Would I put my own data up in a cloud? Probably not. I don't today, and I wouldn't going forward because a cloud service provider is hampered by the fact that he doesn't own the network that provides the connectivity to my shop. So how can he with a straight face promise me a service level? He doesn't control the mechanism by which I access the server. If my phone system goes up and down several times a month, it doesn't matter if I have a super stable cloud service or not, I'm not going to be able to access it. So I don't understand why I believe anything a cloud service provider tells me. I have a hard time believing my information is secure if it's in the cloud. Now that may not be a big issue if I adopt some sort of one-way hash like [IBM's Jonas has suggested] and I depersonalized all the data that's up there and I don't have anything to worry about. But for my business processes that are mission-critical and for my business transactions, my financial information, credit card information, whatever, I'm sure as heck not going to put it up there. Bottom line: I have issues with cloud and I'm not sure it's everything it's made out to be. Also, [on] the numbers on cloud -- I read an article recently that said there was a 340% increase in cloud adoption, but it was 19 people they had in the survey.

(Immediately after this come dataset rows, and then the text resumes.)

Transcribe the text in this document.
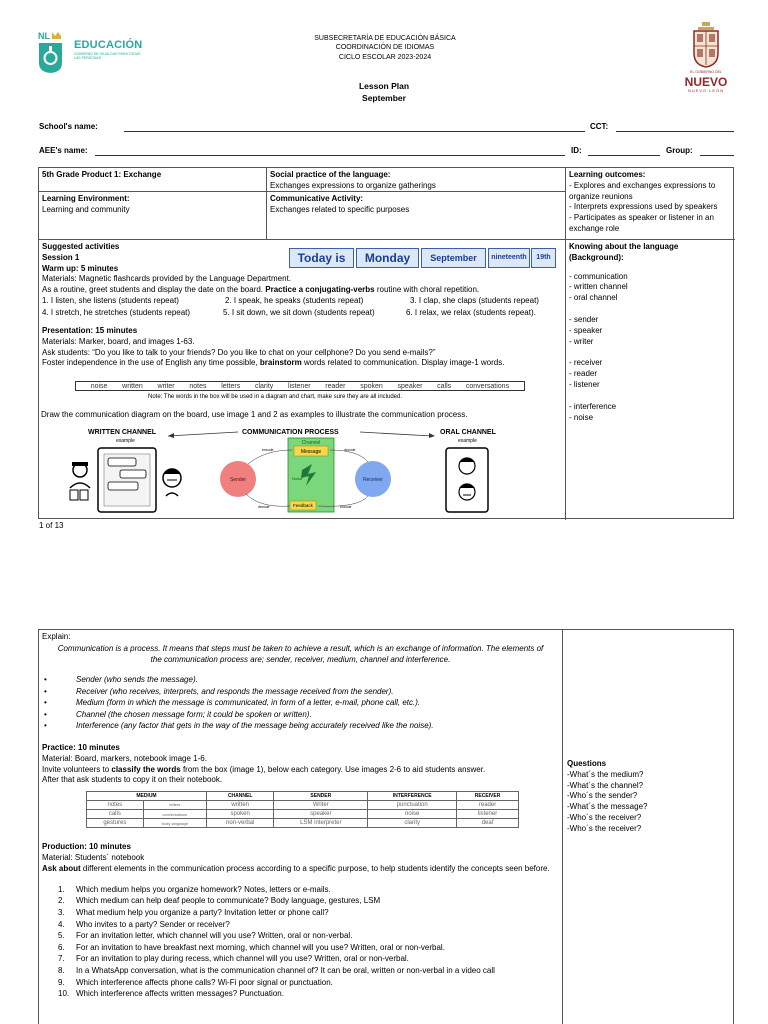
NL
EDUCACIÓN
GOBIERNO DE IGUALDAD PARA TODAS LAS PERSONAS
SUBSECRETARÍA DE EDUCACIÓN BÁSICA
COORDINACIÓN DE IDIOMAS
CICLO ESCOLAR 2023-2024
EL GOBIERNO DEL
NUEVO
NUEVO LEÓN
Lesson Plan
September
School's name:	CCT:
AEE's name:	ID:	Group:
5th Grade Product 1: Exchange	Social practice of the language:
Exchanges expressions to organize gatherings
Learning outcomes:
- Explores and exchanges expressions to
organize reunions
- Interprets expressions used by speakers
- Participates as speaker or listener in an
exchange role
Learning Environment:
Learning and community
Communicative Activity:
Exchanges related to specific purposes
Suggested activities
Session 1
Warm up: 5 minutes
Materials: Magnetic flashcards provided by the Language Department.
As a routine, greet students and display the date on the board. Practice a conjugating-verbs routine with choral repetition.
1. I listen, she listens (students repeat)	2. I speak, he speaks (students repeat)	3. I clap, she claps (students repeat)
4. I stretch, he stretches (students repeat)	5. I sit down, we sit down (students repeat)	6. I relax, we relax (students repeat).
Presentation: 15 minutes
Materials: Marker, board, and images 1-63.
Ask students: “Do you like to talk to your friends? Do you like to chat on your cellphone? Do you send e-mails?”
Foster independence in the use of English any time possible, brainstorm words related to communication. Display image-1 words.
Knowing about the language (Background):
- communication
- written channel
- oral channel
- sender
- speaker
- writer
- receiver
- reader
- listener
- interference
- noise
Today is	Monday	September	nineteenth	19th
noise written writer notes letters clarity listener reader spoken speaker calls conversations
Note: The words in the box will be used in a diagram and chart, make sure they are all included.
Draw the communication diagram on the board, use image 1 and 2 as examples to illustrate the communication process.
WRITTEN CHANNEL
example
COMMUNICATION PROCESS	ORAL CHANNEL
example
Channel
Message
Noise
Feedback
Sender	Receiver
encode	decode
encode
decode
1 of 13
Explain:
Communication is a process. It means that steps must be taken to achieve a result, which is an exchange of information. The elements of the communication process are; sender, receiver, medium, channel and interference.
•	Sender (who sends the message).
•	Receiver (who receives, interprets, and responds the message received from the sender).
•	Medium (form in which the message is communicated, in form of a letter, e-mail, phone call, etc.).
•	Channel (the chosen message form; it could be spoken or written).
•	Interference (any factor that gets in the way of the message being accurately received like the noise).
Practice: 10 minutes
Material: Board, markers, notebook image 1-6.
Invite volunteers to classify the words from the box (image 1), below each category. Use images 2-6 to aid students answer.
After that ask students to copy it on their notebook.
MEDIUM		CHANNEL	SENDER	INTERFERENCE	RECEIVER
notes	letters	written	Writer	punctuation	reader
calls	conversations	spoken	speaker	noise	listener
gestures	body language	non-verbal	LSM interpreter	clarity	deaf
Production: 10 minutes
Material: Students´ notebook
Ask about different elements in the communication process according to a specific purpose, to help students identify the concepts seen before.
1. Which medium helps you organize homework? Notes, letters or e-mails.
2. Which medium can help deaf people to communicate? Body language, gestures, LSM
3. What medium help you organize a party? Invitation letter or phone call?
4. Who invites to a party? Sender or receiver?
5. For an invitation letter, which channel will you use? Written, oral or non-verbal.
6. For an invitation to have breakfast next morning, which channel will you use? Written, oral or non-verbal.
7. For an invitation to play during recess, which channel will you use? Written, oral or non-verbal.
8. In a WhatsApp conversation, what is the communication channel of? It can be oral, written or non-verbal in a video call
9. Which interference affects phone calls? Wi-Fi poor signal or punctuation.
10. Which interference affects written messages? Punctuation.
Questions
-What´s the medium?
-What´s the channel?
-Who´s the sender?
-What´s the message?
-Who´s the receiver?
-Who´s the receiver?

How do backup and disaster recovery methods change in a big data environment?
Toigo: If you follow the Hadoop model, which is basically to break up your shared storage and deploy it on individual nodes and direct-attached storage modalities, you run into a huge, huge problem with how you're going to replicate and safeguard that data. That's a major issue. We're already encountering that in shops that have adopted VMware, because VMware doesn't perform well at all with traditional shared storage modalities. What VMware is asking you to do is break up your SAN and deploy your storage in direct-attached configurations right next to each VMware server in the cluster. That creates an issue where you have to rely on back-end replication and mirroring from one box to another, and the problem with mirrors is nobody ever checks them. It's a pain to shut a mirror down, quiesce the application, flush the data out of the cache onto the disk, copy that disk over to the secondary mirror, and then shut the whole operation down and do a file-by-file compare, and then cross your fingers and restart everything and pray to God that you don't have a career-limiting event where things won't synchronize again. For that reason, nobody ever checks mirrors. And that's a key Achilles' heel of the way big data is architected over Hadoop.
Now, I will say that using big data analytics to model and monitor expansive storage infrastructure where I've got a whole lot of information in tidbits coming in from things like smart technology on disk and various element managers on the various sets of storage components that I've got out there -- being able to correlate all that and spot problems in real time or be proactive, I'd actually be able to avoid a lot of disasters. So on one hand, I like big data for what it can offer from a better disaster recovery standpoint, giving me better information and management of the infrastructure so I can avoid those kinds of risks. On the other hand, I don't like what Hadoop infrastructure means in terms of complicating my life from a standpoint of data protection.